Por: Aminta Buenaño
A la entrada del Teatro Nacional Rubén Darío de Managua hay un busto en piedra negra cuya sola presencia infunde pasmo, admiración y respeto. Un rostro en que el artista ha logrado plasmar un temperamento encrespado, amplia frente deliberante, labios crispados y no complacientes, mirada altiva y soberbia con un mentón prominente y una cabellera que se agita como una serpiente colérica ante el viento eterno de los siglos.

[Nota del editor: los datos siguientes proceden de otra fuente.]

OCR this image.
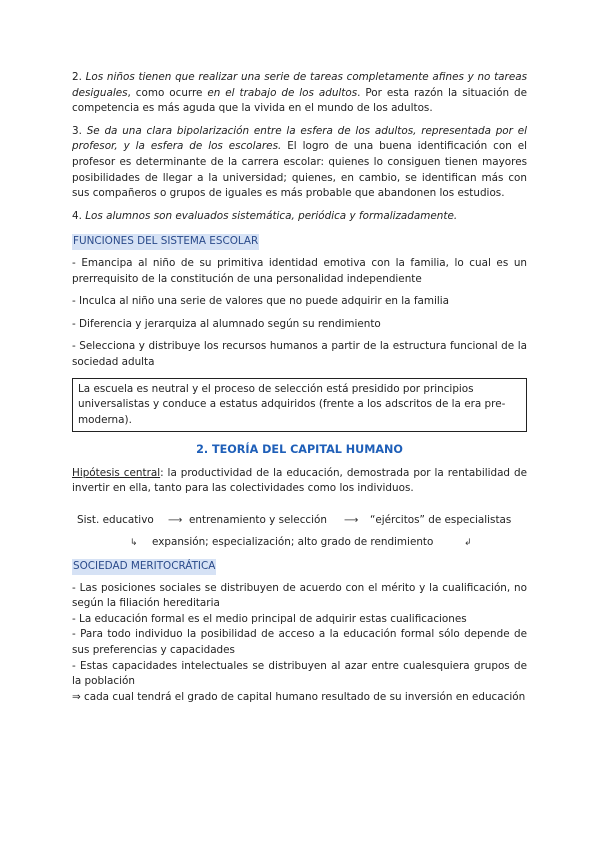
2. Los niños tienen que realizar una serie de tareas completamente afines y no tareas desiguales, como ocurre en el trabajo de los adultos. Por esta razón la situación de competencia es más aguda que la vivida en el mundo de los adultos.

3. Se da una clara bipolarización entre la esfera de los adultos, representada por el profesor, y la esfera de los escolares. El logro de una buena identificación con el profesor es determinante de la carrera escolar: quienes lo consiguen tienen mayores posibilidades de llegar a la universidad; quienes, en cambio, se identifican más con sus compañeros o grupos de iguales es más probable que abandonen los estudios.

4. Los alumnos son evaluados sistemática, periódica y formalizadamente.

FUNCIONES DEL SISTEMA ESCOLAR

- Emancipa al niño de su primitiva identidad emotiva con la familia, lo cual es un prerrequisito de la constitución de una personalidad independiente

- Inculca al niño una serie de valores que no puede adquirir en la familia

- Diferencia y jerarquiza al alumnado según su rendimiento

- Selecciona y distribuye los recursos humanos a partir de la estructura funcional de la sociedad adulta

La escuela es neutral y el proceso de selección está presidido por principios universalistas y conduce a estatus adquiridos (frente a los adscritos de la era pre-moderna).

2. TEORÍA DEL CAPITAL HUMANO

Hipótesis central: la productividad de la educación, demostrada por la rentabilidad de invertir en ella, tanto para las colectividades como los individuos.

Sist. educativo ⟶ entrenamiento y selección ⟶ “ejércitos” de especialistas
↳ expansión; especialización; alto grado de rendimiento	↲
SOCIEDAD MERITOCRÁTICA

- Las posiciones sociales se distribuyen de acuerdo con el mérito y la cualificación, no según la filiación hereditaria

- La educación formal es el medio principal de adquirir estas cualificaciones

- Para todo individuo la posibilidad de acceso a la educación formal sólo depende de sus preferencias y capacidades

- Estas capacidades intelectuales se distribuyen al azar entre cualesquiera grupos de la población

⇒ cada cual tendrá el grado de capital humano resultado de su inversión en educación
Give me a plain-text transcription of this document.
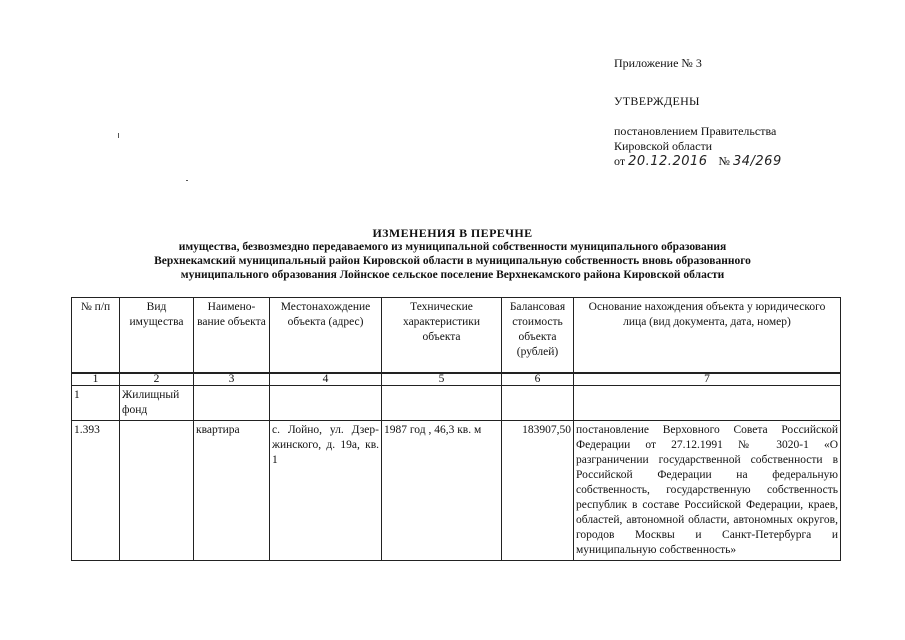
Приложение № 3
УТВЕРЖДЕНЫ
постановлением Правительства
Кировской области
от 20.12.2016 № 34/269
ИЗМЕНЕНИЯ В ПЕРЕЧНЕ
имущества, безвозмездно передаваемого из муниципальной собственности муниципального образования
Верхнекамский муниципальный район Кировской области в муниципальную собственность вновь образованного
муниципального образования Лойнское сельское поселение Верхнекамского района Кировской области
№ п/п	Вид имущества	Наимено-вание объекта	Местонахождение объекта (адрес)	Технические характеристики объекта	Балансовая стоимость объекта (рублей)	Основание нахождения объекта у юридического лица (вид документа, дата, номер)
1	2	3	4	5	6	7
1	Жилищный фонд					
1.393		квартира	с. Лойно, ул. Дзер-жинского, д. 19а, кв. 1	1987 год , 46,3 кв. м	183907,50	постановление Верховного Совета Российской Федерации от 27.12.1991 № 3020-1 «О разграничении государственной собственности в Российской Федерации на федеральную собственность, государственную собственность республик в составе Российской Федерации, краев, областей, автономной области, автономных округов, городов Москвы и Санкт-Петербурга и муниципальную собственность»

Su espíritu aunque aprisionado en la dura piedra parece a punto de soltar una bravata. Es Juan Montalvo, el ecuatoriano universal. El hombre que con su sola pluma plantó batalla a dictadores y tiranos.
Nació en Ambato, la bella ciudad de las flores y las frutas, un 13 de abril de 1832 y en homenaje a su ilustre figura el presidente Alfredo Baquerizo Moreno decretó en 1920, el 13 de abril, el Día del Maestro Ecuatoriano. Fecha ritual en que recordamos a quienes nos enseñaron a pensar y nos guiaron por los valores de la verdad, la investigación y el conocimiento: los maestros.
Pero, quién era Juan Montalvo. ¿Quién fue este hombre por cuyos libros destacados intelectuales y políticos como Miguel de Unamuno, Rubén Darío, Eloy Alfaro y Martí se sintieron subyugados y algunos incluso como Darío imitaron en sus primeros ejercicios literarios?
¿Quién era este ser esmirriado y taciturno cuya pluma feroz temían dictadores y tiranos y hasta la misma Iglesia?
¿Quién era este hombre sobre cuyo cuerpo endeble y reumático cabalgaba un espíritu vigoroso y gigante que hacía temblar al Poder al punto de convertirlo en el eterno desterrado de su patria?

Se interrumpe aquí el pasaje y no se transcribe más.